By the time we arrive at our seats there is already a figure playing the piano
with his back to us – so far, so normal. Over the next few minutes though, most
of the cast take their places and begin to move around but the chatting does not
subside. Are we waiting for them or are they waiting for us? The piano stops and
the lights go off: Ah, I see. The play is starting now.
Filter’s version of Anton Chekov‘s play (with an
adaptation by Christopher Hampton), does not shy away from such uneasy moments.

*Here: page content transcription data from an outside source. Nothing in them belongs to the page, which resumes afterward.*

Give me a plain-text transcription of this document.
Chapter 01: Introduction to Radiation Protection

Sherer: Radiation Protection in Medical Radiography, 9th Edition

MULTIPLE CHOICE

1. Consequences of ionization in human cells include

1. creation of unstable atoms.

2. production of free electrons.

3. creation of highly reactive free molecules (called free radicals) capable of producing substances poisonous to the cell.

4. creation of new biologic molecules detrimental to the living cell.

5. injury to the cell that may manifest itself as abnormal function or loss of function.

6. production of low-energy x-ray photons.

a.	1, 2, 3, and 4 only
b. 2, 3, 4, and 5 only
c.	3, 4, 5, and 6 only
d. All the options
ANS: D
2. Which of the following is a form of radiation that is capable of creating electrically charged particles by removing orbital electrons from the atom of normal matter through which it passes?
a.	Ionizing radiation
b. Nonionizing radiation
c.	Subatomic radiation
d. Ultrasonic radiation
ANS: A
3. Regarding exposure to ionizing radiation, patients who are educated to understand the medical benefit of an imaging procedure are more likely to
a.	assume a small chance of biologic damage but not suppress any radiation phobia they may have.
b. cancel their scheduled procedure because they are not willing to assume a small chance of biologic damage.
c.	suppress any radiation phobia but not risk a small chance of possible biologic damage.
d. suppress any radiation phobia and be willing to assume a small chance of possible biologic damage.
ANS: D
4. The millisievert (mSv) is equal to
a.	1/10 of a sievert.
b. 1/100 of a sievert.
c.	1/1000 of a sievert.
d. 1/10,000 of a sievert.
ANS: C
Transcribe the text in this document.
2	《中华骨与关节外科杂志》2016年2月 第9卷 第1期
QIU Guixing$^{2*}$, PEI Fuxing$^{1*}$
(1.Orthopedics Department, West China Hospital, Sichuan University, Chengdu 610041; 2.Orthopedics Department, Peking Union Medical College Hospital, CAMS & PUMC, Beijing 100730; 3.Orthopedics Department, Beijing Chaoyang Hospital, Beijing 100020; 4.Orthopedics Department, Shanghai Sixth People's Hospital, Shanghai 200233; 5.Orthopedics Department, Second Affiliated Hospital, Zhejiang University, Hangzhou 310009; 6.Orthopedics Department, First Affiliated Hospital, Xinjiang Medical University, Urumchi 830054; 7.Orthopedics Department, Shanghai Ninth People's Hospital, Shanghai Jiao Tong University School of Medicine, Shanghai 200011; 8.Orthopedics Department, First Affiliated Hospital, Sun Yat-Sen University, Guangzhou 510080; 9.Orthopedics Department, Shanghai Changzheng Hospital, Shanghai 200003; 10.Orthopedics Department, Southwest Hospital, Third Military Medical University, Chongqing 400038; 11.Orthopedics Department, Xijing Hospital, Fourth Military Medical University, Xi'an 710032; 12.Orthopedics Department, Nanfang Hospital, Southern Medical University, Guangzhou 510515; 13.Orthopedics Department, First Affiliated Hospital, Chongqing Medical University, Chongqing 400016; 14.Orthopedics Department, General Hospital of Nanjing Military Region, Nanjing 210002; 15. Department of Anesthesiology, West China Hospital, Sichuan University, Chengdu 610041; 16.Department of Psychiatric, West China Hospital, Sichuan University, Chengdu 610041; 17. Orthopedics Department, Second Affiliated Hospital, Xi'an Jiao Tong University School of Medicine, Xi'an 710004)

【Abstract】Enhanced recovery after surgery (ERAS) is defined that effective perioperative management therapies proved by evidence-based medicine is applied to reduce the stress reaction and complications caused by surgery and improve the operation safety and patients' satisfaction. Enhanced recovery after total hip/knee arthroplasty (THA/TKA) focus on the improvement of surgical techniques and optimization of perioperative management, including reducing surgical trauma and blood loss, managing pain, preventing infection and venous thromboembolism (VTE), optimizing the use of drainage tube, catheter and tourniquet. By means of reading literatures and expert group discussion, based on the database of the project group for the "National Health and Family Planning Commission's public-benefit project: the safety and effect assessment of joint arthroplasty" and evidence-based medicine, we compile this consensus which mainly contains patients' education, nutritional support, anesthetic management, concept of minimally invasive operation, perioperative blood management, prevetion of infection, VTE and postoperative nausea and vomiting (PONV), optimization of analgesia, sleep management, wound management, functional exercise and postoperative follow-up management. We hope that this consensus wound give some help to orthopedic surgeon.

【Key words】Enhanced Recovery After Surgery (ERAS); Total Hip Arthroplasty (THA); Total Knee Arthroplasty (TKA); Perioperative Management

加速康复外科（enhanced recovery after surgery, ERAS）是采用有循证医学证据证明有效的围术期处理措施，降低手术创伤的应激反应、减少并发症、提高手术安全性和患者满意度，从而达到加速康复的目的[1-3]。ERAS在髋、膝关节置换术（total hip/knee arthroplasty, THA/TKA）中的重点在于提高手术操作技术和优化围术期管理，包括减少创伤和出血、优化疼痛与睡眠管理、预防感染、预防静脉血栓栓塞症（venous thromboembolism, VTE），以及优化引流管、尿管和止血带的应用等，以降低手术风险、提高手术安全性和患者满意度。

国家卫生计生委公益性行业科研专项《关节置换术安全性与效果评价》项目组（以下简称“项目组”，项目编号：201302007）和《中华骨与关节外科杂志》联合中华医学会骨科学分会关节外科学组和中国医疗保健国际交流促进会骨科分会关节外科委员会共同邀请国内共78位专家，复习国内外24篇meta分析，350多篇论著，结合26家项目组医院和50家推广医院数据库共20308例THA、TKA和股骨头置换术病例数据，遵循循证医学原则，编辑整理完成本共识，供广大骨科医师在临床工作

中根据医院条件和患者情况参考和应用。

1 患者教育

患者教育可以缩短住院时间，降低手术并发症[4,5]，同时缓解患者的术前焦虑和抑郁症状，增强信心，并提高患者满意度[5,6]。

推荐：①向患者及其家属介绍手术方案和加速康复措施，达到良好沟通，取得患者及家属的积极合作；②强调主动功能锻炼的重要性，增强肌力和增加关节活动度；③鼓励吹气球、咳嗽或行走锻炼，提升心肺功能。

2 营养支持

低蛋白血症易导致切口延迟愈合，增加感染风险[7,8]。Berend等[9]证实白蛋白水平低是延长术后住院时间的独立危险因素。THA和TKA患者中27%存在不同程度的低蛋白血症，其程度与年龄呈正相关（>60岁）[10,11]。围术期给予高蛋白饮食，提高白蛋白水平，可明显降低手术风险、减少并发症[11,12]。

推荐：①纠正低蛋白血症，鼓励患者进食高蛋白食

There are plenty of dramatic pauses mid-conversation and the lights stay on
between scenes, whilst the actors themselves move the props and furniture. Filter
have been lauded for their physicality, which is used by great effect by
director Sean Holmes. He is not afraid to crowd everyone around a dinner table,
half the backs towards us or indulge in a little vodka induced singing and
dancing.
The three sisters in question are Irina, Masha and Olga
Prozonov (Clare Dunne, Romola Garai and Poppy Miller), bored of provincial
Russia and desperate to go back to Moscow, to really live for once. For the
sisters, particularly the youngest Irina, these two concepts are one and the
same. To pass the time, we have affairs, a destructive fire, a romance-fuelled
duel and plenty of ‘theorising’.
The latter does get a little heavy and
repetitive at times and perhaps is better pondered curled up with the text and
with care but the actors’ certainly give their all to the long speeches. The
characters are preoccupied with the values of work, if they will ever be happy
and the chances of their suffering living on in posterity – the kind of
meta-theatrical conceit that almost has you shouting ‘Yes, we hear
you.”
Some performances do border on being overdone but this is drama,
after all. Indeed, Jonathan Broadbent convinces as Nikolai Tuzenbach, the
work-shy Baron who has been in love with Irina for five years but “can’t quite
get used to it.” Nigel Cooke‘s drunken Doctor Ivan Chebutykin, who has forgotten
all he knew, serves up comedic existentialism delightfully and Ferdy Roberts as
the Prozonov brother Andrei shows impressive range: from nervous, arty academic
to gambling, despairing husband who settles for being a member of the local
council, all in just over two hours.
Finally, a word on Filter’s
trademark use of sound. They manage not to fall into the trap of making the
method too gimmicky: not just when Andrei and his wife-to-be Natasha are
overheard by the rest of the cast having a, shall we say, private discussion but
indeed the microphones intensify the drama. Theatre can have its quiet moments
too and it is these that are given added power.
Those who are not
familiar with experimental theatre may not enjoy the mash-ups of modern music
between scenes, the distracting sound of ticking or waiting for a kettle to boil
(“I’ll show you a new kind of patience…”) but then again Filter are not
interested in the audience’s comfort zone. If they continue like this, they may
just make everything else you watch seem positively mediocre.